【169ページ】私たちは、いっしょに、柵をくぐって走路を越え、パドックの方へ歩いて行った。
ナンシイは,興奮した口調で喋り続けいていた。コリンが、私を見てニヤッと笑った。私も笑み返した。
初めてかなり困難な飛行をやり遂げた時は、酔うような歓喜を味わうものである。
私たちは、検量室の前で彼と別れ、コーヒーを飲みに行った。
「あなた、知ってる、わたしたちがヘイドックで初めて会ってから、まだ四週間しかたっていないことを?」 彼女が言った。
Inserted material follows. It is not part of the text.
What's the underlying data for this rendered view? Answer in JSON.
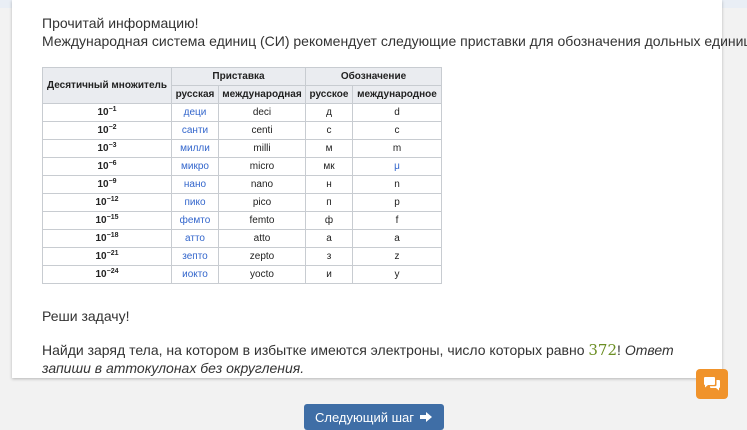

「あの爆弾以来。四週間しか。わたし、自分の人生の半ば以上も、あなたと知り合っているような気がするわ」
「あとの半分も知っていてもらいたいものだね」 私が言った。
「飛越」に続いて、またまた飛行機。前にも増して、バリバリ操縦してます。今回は飛行機のことは置いておいて、
ナンシイという若くて快活な女性に心を奪われる主人公に注目しました。
フランシスが描くこの女性はとても魅力的で、『そりゃ好きになるよなー』と感情移入しながら読みました。
会う度に独白(モノローグ)の部分では彼女を絶賛しているのに、ある理由から積極的になれない主人公が、
初めて告白めいたことを口にする場面です。